The upgrade applies around $433 million of Newark’s total debt. Newark’s enhanced Baa1 rating with a stable outlook on outstanding debt issued under New Jersey’s Municipal Qualified Bond Act program remains unchanged.
Newark is selling $51.1 million of Qualified GO bonds to purchase 16 properties from the Essex County Improvement Authority. The authority will then use the proceeds for defeasing debt issued to acquire the parcels. Newark was paying for the authority debt, making the transaction a form of refunding, according to Moody’s.
Goldmacher noted that Newark has seen three consecutive years of tax base growth including a 14.5% rise in 2018 following several years of declines. Newark’s momentum is also reflected in city finances with its fund balance increasing to $58.1 million, or 8.5% of fund revenues in 2017 from $40.3 million, or 6.1% of revenues in 2016, according to Goldmacher. He added that city officials are projecting that the 2018 fund balance will increase by as much as $18 million when audited financial statements are released.
“The positive outlook reflects our expectations that the recent positive financial operations will continue, leading to a strengthened reserve and liquidity position,” said Goldmacher. “The outlook also incorporates our expectations that ongoing redevelopment will lead to material tax base expansion.”
Newark was placed at the lowest investment grade rating in May 2015 with a two-notch Moody’s downgrade during a period when it had a negative fund balance and reliance on market access for cash flow. Despite recent improvements, Goldmacher cautioned that Newark still has narrow finance levels with poverty, blight, and crime also “major concerns.”

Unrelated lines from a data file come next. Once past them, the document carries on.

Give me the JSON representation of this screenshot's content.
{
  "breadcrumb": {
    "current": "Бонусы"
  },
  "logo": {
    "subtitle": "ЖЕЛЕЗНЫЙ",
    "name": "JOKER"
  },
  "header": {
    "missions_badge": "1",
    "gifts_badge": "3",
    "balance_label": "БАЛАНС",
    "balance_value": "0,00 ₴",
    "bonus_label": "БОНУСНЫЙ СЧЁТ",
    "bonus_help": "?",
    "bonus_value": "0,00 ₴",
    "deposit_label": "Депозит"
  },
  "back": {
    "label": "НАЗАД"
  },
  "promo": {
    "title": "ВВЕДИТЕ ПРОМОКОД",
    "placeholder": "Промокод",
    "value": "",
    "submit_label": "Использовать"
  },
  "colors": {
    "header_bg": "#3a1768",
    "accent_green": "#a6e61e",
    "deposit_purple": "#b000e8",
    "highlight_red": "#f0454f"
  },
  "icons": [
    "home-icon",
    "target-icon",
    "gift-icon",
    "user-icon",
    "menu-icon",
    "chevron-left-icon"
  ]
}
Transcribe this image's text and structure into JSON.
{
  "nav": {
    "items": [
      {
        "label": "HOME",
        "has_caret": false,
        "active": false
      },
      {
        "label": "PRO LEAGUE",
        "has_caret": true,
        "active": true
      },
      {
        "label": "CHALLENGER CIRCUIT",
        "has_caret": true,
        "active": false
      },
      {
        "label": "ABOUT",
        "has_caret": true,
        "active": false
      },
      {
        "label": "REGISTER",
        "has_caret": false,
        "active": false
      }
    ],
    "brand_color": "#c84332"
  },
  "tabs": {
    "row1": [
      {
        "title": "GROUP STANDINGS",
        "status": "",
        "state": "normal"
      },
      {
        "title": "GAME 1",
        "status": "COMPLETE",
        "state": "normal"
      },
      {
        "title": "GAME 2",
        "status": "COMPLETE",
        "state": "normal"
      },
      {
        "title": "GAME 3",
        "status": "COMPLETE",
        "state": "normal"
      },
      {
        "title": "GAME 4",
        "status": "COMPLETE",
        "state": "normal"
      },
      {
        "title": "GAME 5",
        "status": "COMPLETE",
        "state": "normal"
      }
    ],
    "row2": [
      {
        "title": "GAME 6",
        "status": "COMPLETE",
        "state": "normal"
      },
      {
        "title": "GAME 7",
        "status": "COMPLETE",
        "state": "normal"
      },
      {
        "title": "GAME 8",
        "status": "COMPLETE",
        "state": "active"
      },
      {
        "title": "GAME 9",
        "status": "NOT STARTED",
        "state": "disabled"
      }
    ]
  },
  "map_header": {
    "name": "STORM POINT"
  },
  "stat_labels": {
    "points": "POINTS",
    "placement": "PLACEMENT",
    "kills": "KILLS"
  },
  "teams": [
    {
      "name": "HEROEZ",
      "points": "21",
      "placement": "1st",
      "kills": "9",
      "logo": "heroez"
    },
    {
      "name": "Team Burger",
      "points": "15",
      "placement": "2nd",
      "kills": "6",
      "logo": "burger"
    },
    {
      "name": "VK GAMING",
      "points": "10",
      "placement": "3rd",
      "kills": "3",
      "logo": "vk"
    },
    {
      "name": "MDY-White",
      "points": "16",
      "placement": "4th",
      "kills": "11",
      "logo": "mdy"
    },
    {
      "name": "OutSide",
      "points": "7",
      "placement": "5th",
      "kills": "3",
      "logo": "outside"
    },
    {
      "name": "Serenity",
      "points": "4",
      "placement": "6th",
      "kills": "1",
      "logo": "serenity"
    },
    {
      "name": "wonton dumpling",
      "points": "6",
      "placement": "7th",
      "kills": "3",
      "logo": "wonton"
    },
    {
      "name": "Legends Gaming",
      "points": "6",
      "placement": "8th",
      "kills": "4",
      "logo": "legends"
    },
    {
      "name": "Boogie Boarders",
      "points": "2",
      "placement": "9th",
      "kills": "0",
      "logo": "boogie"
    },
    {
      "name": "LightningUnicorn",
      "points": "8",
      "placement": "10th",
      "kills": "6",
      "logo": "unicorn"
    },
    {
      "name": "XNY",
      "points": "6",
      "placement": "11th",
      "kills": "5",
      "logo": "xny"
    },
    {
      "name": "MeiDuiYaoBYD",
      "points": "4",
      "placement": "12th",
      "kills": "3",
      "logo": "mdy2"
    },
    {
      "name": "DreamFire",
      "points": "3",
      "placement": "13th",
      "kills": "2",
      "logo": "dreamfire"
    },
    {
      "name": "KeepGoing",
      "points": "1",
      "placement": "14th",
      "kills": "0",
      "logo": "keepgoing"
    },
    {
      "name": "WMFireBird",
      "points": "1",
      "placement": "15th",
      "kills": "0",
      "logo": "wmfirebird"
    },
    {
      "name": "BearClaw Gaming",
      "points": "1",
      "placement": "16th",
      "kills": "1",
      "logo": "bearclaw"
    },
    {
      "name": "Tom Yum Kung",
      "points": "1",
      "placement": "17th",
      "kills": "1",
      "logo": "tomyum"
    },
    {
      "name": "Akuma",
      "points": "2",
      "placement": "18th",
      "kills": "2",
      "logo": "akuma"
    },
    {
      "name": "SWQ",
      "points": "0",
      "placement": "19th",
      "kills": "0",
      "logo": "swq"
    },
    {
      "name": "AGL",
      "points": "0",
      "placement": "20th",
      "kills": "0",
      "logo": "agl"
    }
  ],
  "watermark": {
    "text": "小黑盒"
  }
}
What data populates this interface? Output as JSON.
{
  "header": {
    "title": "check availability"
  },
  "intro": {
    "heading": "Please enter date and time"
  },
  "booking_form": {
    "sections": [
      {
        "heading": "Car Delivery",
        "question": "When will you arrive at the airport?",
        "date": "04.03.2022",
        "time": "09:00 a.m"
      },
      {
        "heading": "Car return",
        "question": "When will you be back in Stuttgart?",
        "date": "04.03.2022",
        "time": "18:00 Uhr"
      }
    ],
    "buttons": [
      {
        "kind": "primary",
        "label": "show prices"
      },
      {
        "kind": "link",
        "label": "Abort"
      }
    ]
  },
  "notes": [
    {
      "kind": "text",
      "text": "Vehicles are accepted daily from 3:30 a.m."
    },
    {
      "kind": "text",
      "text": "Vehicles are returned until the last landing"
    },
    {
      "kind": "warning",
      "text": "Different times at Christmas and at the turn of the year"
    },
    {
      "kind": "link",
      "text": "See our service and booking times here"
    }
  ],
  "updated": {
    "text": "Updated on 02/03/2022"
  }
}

Goldmacher credits Newark for its role as an active partner with redevelopment efforts through a combination of pushing for more housing units, clearing blighted properties, expanding parks and recruiting national brand retailers. He said the city will benefit from Mars Wrigley Confectionary opening a U.S. headquarters that is expected to create around 500 jobs,
“The city is offering various abatement deals but is endeavoring to ensure that the deals remain financially advantageous for the city,” said Goldmacher.